In this round of iPhone games and applications you have one that wants you to replicate a natural disaster, one calm title that allows you to raise a binary fish, and one that simply insults your sexual intelligence.
The strange destructive impulse in many arcade videogames has been captured very directly by the new free iPhone game Fingerzilla. In Fingerzilla, which is a part of the popular Open Feint iPhone gaming network, you are asked to essentially take the "Godzilla" role and begin destroying a metropolitan snapshot. Instead of actually seeing visual representation of the Godzilla character you will instead simply tap the screen to engage in the destruction. This is done really by just tapping buildings until they are engulfed in flames and eventually demolished entirely. A timer is set as you begin and you begin 'going to town,' so to speak. There are a number of different building types, as well as cars driving away and minute individuals running in distress. It is up to you to rack up the amount of money and death, and the dollar amount is declared with each destructive act. This works as a point system of sorts, which actually keeps Fingerzilla in line with a very conventional puzzle formula. Once you have finished with the level you will get a newspaper piece listing the destruction and mayhem you have inspired in your brief period of attack. There are a few different levels you can engage with an the Open Feint network gives you a fairly in depth level of communication and interaction, though this plays out mostly in the form of score bragging rather than gameplay. Fingerzilla is fun in a fairly casual way, but since there is not much diversity here or much linear progress it loses interest after a little while. As a free iPhone game there is really no reason not to try Fingerzilla out, but do not feel like you really need to keep it on your desktop past its use.
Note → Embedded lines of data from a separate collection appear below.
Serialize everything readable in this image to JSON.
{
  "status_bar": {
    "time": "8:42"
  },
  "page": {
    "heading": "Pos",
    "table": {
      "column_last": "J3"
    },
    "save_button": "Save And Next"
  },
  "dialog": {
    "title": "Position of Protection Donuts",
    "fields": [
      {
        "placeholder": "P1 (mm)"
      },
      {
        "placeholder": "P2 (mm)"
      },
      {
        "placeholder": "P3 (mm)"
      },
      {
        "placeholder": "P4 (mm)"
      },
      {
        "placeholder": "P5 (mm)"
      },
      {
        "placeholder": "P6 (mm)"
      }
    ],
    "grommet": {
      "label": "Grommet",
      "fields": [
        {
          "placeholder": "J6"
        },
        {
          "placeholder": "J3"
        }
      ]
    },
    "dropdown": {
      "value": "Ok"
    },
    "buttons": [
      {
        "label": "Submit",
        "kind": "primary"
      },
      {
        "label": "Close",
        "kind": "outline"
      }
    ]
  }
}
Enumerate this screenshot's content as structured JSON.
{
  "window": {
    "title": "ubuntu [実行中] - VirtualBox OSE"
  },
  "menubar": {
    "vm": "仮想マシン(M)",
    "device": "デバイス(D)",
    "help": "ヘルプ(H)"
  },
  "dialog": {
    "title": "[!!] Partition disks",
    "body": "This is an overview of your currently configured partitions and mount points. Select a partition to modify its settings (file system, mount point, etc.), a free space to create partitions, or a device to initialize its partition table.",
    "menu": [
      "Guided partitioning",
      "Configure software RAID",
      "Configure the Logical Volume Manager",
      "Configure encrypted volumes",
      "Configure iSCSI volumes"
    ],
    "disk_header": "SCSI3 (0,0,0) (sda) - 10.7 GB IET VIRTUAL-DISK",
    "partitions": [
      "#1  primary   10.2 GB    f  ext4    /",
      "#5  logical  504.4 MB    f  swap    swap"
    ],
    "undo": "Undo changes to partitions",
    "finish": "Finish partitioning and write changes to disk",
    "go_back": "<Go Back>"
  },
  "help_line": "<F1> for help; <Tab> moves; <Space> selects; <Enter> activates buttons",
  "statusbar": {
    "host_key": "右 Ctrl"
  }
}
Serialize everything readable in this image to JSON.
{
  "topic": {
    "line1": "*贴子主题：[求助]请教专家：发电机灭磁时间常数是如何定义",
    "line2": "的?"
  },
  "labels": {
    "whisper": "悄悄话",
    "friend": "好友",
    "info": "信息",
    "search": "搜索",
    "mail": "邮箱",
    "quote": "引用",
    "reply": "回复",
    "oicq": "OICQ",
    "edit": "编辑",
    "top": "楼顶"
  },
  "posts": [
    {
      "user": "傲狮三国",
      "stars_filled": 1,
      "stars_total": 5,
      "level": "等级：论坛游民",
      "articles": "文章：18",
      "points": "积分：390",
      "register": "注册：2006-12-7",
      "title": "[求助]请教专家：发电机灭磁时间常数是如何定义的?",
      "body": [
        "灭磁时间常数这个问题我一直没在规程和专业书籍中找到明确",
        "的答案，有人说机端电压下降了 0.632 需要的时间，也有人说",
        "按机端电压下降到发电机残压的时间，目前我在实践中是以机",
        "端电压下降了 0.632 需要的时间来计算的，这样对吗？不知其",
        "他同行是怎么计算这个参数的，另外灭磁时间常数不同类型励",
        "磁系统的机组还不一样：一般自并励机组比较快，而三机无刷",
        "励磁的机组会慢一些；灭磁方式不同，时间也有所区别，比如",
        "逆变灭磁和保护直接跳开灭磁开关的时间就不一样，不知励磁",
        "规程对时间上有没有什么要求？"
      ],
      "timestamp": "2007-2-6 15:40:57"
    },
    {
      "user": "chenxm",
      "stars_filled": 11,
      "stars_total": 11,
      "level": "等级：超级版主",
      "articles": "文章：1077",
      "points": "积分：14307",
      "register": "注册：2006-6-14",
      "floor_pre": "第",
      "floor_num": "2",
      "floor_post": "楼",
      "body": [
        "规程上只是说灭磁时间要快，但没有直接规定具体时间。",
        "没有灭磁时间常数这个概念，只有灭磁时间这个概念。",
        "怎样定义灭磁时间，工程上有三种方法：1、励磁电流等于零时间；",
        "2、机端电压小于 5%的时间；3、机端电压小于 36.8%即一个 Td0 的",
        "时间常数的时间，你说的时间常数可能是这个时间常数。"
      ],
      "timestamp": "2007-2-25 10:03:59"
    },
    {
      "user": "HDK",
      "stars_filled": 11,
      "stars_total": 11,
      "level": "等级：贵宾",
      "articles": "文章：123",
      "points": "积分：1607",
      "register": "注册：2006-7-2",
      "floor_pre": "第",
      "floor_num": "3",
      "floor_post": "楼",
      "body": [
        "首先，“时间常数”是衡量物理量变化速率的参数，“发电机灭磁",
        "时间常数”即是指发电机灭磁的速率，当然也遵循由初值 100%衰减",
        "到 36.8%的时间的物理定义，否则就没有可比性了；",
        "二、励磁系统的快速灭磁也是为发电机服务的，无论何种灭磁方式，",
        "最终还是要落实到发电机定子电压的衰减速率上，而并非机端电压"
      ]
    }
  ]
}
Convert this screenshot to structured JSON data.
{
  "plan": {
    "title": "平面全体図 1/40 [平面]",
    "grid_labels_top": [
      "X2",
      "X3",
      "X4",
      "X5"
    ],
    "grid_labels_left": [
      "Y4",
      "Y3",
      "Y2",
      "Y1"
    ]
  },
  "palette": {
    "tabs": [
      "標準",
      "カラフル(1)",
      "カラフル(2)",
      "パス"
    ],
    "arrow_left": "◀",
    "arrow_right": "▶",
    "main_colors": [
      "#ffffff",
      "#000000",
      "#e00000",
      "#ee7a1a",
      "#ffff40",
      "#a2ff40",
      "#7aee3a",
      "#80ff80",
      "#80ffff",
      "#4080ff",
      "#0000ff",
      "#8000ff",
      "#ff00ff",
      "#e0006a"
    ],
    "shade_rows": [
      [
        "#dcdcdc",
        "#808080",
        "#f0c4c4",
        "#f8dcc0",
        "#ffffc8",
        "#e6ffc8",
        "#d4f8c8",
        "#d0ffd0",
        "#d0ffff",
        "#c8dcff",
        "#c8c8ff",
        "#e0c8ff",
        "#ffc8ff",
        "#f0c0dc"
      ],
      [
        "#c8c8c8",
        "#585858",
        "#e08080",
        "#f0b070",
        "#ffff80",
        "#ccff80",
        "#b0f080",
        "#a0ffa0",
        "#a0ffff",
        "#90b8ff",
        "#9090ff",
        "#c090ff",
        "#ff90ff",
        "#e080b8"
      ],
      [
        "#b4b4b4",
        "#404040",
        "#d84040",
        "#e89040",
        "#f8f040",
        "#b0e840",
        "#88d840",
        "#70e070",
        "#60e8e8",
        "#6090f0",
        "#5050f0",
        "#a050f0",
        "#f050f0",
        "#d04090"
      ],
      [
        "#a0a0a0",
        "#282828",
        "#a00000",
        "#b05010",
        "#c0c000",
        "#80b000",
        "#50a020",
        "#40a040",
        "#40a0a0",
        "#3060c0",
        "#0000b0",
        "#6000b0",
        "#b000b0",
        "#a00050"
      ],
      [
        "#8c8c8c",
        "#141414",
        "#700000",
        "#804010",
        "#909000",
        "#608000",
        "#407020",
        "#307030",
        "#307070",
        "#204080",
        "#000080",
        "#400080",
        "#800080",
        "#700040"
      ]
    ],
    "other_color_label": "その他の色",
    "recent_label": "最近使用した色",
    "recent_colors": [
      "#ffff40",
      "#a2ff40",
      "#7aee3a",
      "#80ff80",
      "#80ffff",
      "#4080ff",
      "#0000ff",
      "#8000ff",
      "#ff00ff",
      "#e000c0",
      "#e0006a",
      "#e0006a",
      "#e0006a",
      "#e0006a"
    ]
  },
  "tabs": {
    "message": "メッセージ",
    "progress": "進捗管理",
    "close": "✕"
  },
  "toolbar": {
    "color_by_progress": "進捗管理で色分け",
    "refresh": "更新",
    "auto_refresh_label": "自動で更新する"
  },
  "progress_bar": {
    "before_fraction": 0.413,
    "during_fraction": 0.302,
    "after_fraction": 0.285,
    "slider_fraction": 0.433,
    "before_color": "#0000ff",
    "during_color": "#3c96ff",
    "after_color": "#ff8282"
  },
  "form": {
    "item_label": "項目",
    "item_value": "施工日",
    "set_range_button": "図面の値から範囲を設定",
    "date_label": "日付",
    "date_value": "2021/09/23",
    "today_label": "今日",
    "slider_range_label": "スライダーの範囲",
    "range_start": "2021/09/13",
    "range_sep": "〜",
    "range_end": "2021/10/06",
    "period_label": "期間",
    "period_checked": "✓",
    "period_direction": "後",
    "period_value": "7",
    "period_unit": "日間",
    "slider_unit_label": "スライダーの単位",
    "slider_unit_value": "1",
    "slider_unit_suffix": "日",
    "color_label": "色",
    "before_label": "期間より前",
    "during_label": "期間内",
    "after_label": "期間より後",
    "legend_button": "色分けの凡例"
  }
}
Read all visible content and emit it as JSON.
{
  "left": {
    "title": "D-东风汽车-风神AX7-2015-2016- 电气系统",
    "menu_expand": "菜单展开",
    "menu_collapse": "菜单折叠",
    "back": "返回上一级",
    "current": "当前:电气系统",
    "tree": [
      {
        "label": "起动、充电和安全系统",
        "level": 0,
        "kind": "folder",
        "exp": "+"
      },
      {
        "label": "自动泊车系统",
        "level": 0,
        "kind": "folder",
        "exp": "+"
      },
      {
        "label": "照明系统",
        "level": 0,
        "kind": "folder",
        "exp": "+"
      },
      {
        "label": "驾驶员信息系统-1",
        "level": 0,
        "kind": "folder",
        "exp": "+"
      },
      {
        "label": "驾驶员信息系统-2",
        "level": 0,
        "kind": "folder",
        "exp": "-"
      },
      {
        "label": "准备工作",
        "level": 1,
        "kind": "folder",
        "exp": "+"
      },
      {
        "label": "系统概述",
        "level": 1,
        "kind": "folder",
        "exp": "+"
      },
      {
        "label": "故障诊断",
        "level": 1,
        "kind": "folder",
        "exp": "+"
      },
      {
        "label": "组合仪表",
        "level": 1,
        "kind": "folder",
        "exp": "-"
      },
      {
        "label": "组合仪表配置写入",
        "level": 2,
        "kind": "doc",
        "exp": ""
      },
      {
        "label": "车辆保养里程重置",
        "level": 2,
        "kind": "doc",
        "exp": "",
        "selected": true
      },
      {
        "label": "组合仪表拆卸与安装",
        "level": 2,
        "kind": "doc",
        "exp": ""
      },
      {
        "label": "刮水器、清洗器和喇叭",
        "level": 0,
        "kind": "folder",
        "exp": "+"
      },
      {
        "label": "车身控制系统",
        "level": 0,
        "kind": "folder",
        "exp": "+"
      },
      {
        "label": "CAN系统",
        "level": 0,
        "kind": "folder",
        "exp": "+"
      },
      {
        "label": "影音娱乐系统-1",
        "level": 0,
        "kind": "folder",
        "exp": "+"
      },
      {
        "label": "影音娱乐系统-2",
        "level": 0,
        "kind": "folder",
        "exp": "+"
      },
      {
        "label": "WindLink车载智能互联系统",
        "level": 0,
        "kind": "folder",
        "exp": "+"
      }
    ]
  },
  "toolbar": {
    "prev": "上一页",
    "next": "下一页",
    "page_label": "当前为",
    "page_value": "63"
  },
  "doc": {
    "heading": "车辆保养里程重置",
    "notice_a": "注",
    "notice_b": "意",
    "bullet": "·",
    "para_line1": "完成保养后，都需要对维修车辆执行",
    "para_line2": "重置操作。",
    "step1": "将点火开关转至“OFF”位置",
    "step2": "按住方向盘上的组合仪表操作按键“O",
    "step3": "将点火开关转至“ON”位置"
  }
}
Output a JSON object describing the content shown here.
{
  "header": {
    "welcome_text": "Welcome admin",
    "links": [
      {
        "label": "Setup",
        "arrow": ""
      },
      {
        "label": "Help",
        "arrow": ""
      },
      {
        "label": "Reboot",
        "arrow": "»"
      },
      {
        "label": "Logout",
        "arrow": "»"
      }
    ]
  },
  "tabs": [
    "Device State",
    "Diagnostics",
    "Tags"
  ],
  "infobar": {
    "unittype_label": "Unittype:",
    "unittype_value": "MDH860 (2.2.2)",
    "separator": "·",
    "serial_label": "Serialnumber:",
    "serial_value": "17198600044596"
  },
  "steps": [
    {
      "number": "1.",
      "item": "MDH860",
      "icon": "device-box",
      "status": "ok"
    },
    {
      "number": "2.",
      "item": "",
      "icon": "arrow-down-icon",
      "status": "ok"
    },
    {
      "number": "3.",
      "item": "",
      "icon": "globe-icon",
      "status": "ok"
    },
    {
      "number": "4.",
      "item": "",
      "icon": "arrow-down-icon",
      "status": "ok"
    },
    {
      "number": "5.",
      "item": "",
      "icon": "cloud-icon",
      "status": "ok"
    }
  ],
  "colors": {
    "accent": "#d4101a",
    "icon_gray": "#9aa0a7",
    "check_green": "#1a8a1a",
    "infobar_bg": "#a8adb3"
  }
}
One emerging iPhone game genre hails back to the mid-1990s fad of virtual pets. This makes sense on a mobile platform that stays with you at almost all times, but does mean that you have to be even more dialed in to your iPhone. Tap Fish is essentially a fish raising incarnation of this virtual pet format where you are given a small aquarium and all the necessary equipment to purchase and care for fish. There are actually quite a bit of required intervention in Tap Fish starting with feeding of the fish and cleaning of the tank all the way to a leveling system based on how much interaction you have. Each episode with the fish in Tap Fish will be a few minutes at the most, but as you acquire more fish and get more involved you are going to have to start returning several times a day. This is fine as this is in line with the basic necessity of such a game, and really for a free iPhone game it stands up against competitors. The financial system in Tap Fish involves much of how you will upgrade your gaming situation by going to the pet store to purchase things like new fish and food. You have the option to visit your 'Neighbor,' which really just means looking at another fish tank. All of these things will give you points toward leveling and you will constantly have options to get more money to continually move forward. Tap Fish does stand out as a pet simulator in that it justifies the time it takes for you to be successful. This may not be for many of the older iPhone users, but you may just find out that you have a little kid hidden deep down.
Anyone that checks the iTunes' App Store on a regular basis knows that the new free iPhone application phenomenon are applications that give you various sexual positions. This is part of the way that iPhone developers have gotten around the puritanical restrictions set up by Apple and still tap into the market of 'lurid curiosity.' Currently one of the most popular is 69 Positions, which plays on the constant middle school laughter around the number 69. Inside you get visual representations of this many sexual positions, each with their own little text snippet. Each position in 69 Positions is described with humanoid figures almost devoid of any gender signifiers. The information along with it is vague and usually including awkward puns to try and 'spice' it up. It is hard to judge an application like 69 Positions in general. It is a fairly stupid concept right from its inception, but it seems by its popularity that there is somewhat of a general interest in it. Even compared with other sexual iPhone applications 69 Positions is fairly useless in that it does not provide anything anatomically inventive, has almost no information, and there is really little reason to check it out in the first place. There is both a free iPhone application version of 69 Positions and a paid one, and the paid one has so little extra content that it really feels like a slap in the face.